Though this may all sound like science fiction, it's not as far-fetched as you might think.
NASA has a longterm plan underway to get people on the moon. The Artemis program kicked off with a flight around the moon in 2022.
Its ultimate aim is to establish astronauts on the moon and Mars, setting the groundwork for commercial exploitation of the solar system.
For the next Artemis mission, the agency aims to send astronauts back to the moon for the first time in over 50 years by the end of 2025.
Commercial partners, meanwhile, are already thinking of ways to mine the moon.

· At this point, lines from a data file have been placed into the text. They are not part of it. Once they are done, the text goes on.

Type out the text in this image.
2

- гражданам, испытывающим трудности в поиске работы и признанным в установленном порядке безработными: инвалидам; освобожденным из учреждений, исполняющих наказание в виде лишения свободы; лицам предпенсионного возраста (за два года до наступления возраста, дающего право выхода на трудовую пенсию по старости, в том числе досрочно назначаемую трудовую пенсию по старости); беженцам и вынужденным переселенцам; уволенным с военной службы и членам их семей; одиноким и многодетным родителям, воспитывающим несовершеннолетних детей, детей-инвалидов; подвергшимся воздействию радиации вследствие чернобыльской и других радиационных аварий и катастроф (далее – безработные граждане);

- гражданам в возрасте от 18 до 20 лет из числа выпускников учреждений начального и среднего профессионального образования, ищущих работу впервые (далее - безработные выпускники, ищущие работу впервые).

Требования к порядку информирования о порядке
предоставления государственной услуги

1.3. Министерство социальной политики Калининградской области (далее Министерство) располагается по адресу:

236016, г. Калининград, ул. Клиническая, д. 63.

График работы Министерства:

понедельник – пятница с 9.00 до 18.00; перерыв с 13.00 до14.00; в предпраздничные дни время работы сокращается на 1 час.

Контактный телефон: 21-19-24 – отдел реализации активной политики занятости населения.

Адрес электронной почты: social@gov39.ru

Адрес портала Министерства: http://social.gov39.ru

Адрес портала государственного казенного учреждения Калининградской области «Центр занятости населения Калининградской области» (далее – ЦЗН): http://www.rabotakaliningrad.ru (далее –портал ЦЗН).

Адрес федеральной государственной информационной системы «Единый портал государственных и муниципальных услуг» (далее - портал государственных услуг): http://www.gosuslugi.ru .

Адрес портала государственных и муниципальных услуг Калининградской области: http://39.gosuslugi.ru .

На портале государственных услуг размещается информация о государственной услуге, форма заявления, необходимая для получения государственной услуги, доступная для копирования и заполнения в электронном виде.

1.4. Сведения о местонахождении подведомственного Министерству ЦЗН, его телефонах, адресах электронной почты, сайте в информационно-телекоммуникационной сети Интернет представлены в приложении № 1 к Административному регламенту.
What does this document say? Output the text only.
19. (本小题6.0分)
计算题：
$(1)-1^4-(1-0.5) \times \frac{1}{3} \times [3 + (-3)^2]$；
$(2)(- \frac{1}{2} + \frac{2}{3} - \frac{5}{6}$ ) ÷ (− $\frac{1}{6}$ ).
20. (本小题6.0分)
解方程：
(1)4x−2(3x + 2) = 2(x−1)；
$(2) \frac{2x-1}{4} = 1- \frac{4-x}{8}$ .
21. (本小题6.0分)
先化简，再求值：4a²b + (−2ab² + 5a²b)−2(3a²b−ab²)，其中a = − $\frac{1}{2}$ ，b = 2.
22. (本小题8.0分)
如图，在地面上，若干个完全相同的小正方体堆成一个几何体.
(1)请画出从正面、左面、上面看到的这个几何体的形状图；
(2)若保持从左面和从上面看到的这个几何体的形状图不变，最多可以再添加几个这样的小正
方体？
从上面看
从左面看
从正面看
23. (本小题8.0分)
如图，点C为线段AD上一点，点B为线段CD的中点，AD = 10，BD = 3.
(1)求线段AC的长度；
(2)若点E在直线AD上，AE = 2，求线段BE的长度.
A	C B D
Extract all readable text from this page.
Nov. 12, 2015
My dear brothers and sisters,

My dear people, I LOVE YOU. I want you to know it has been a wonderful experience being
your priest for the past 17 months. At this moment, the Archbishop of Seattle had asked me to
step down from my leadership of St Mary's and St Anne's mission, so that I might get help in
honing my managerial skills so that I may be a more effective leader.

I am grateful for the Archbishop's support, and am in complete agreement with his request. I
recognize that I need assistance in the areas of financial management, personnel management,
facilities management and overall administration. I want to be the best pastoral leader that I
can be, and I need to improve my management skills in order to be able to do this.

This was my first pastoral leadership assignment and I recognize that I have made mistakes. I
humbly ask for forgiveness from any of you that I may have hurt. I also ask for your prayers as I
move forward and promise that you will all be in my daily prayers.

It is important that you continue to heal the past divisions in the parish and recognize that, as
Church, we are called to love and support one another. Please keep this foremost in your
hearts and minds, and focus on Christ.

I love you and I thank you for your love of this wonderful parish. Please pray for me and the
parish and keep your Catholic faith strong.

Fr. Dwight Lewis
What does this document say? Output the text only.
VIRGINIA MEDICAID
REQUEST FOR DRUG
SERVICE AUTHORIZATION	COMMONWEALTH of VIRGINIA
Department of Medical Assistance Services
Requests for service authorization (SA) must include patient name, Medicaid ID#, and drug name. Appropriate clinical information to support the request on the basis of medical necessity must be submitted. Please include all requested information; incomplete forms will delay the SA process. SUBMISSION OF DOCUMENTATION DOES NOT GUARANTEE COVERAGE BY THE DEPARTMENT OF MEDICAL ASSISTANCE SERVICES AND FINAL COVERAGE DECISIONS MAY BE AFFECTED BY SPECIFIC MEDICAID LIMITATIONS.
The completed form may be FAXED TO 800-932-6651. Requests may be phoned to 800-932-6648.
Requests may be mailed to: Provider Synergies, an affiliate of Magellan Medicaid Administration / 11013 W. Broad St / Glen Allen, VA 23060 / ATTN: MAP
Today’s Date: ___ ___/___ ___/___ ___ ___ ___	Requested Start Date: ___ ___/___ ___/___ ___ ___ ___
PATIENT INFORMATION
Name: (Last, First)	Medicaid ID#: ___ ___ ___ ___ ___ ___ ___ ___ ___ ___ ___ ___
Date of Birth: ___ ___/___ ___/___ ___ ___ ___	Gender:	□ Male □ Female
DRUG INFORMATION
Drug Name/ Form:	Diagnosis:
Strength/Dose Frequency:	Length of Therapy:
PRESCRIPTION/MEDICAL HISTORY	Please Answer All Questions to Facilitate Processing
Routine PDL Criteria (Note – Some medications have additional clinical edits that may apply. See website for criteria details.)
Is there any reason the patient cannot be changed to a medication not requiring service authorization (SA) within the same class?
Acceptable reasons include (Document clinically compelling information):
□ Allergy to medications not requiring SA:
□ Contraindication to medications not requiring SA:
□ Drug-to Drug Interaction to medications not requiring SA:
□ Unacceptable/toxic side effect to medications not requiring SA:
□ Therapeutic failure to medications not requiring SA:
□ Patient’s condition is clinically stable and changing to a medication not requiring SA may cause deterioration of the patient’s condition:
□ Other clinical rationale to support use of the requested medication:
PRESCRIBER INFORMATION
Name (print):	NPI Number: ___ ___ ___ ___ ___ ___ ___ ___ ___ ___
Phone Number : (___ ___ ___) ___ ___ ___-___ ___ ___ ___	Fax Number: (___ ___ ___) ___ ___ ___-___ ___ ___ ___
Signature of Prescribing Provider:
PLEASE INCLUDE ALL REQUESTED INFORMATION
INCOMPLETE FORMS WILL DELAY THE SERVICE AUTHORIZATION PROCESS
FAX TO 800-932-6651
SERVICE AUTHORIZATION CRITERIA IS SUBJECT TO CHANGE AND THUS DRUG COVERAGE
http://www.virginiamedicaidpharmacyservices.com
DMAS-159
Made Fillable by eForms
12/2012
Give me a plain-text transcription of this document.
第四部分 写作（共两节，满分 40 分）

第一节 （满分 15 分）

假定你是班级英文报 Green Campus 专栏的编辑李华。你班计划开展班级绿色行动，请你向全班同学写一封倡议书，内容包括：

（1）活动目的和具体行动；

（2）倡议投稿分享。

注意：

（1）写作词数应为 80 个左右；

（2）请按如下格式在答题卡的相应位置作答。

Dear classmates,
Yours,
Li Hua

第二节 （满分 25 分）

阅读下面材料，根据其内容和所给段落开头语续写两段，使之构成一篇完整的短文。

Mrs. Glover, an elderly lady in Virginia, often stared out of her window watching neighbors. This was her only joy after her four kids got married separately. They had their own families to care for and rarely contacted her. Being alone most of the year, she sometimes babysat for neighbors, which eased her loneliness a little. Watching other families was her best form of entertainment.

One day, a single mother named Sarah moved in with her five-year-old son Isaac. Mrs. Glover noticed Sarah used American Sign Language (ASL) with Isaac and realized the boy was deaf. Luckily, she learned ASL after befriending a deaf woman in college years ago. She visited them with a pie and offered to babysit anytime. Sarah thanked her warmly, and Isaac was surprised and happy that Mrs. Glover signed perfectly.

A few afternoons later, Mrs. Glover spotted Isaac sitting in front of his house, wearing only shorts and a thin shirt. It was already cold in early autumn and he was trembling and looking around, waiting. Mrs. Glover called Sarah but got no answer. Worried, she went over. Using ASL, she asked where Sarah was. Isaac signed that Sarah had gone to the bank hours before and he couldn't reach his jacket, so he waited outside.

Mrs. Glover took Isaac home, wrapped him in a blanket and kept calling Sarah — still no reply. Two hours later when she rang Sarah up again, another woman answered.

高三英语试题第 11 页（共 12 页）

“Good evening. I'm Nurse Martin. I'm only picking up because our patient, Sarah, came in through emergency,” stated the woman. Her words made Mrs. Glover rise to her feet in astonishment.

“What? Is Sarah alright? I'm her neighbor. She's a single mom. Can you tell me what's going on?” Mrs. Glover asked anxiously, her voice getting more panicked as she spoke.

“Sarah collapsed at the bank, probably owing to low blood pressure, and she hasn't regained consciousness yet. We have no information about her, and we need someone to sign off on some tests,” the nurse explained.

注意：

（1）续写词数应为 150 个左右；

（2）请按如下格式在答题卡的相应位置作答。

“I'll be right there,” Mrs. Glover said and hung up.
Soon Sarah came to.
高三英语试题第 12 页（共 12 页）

This could provide building materials, water that could be used to power rockets toward Mars, and Helium-3 — a precious isotope that could be used in fusion reactors.
NASA and other space agencies have also been looking at putting miniature nuclear reactors on the moon to power the bases. Plans also include putting comms and GPS satellites in the moon's orbit to allow astronauts to navigate, talk — and even stream — from the lunar surface.
Before this can happen, however, NASA needs to sort out the problem of getting astronauts to the moon from Earth. At this juncture, this depends on SpaceX and Blue Origins finessing their experimental mega-rockets.
Elon Musk's Starship last week passed a milestone when the almost 400-foot-tall rocket flew in space for the first time. Jeff Bezos's Blue Origin, for its part, aims to launch its behemoth New Glenn by the end of this year.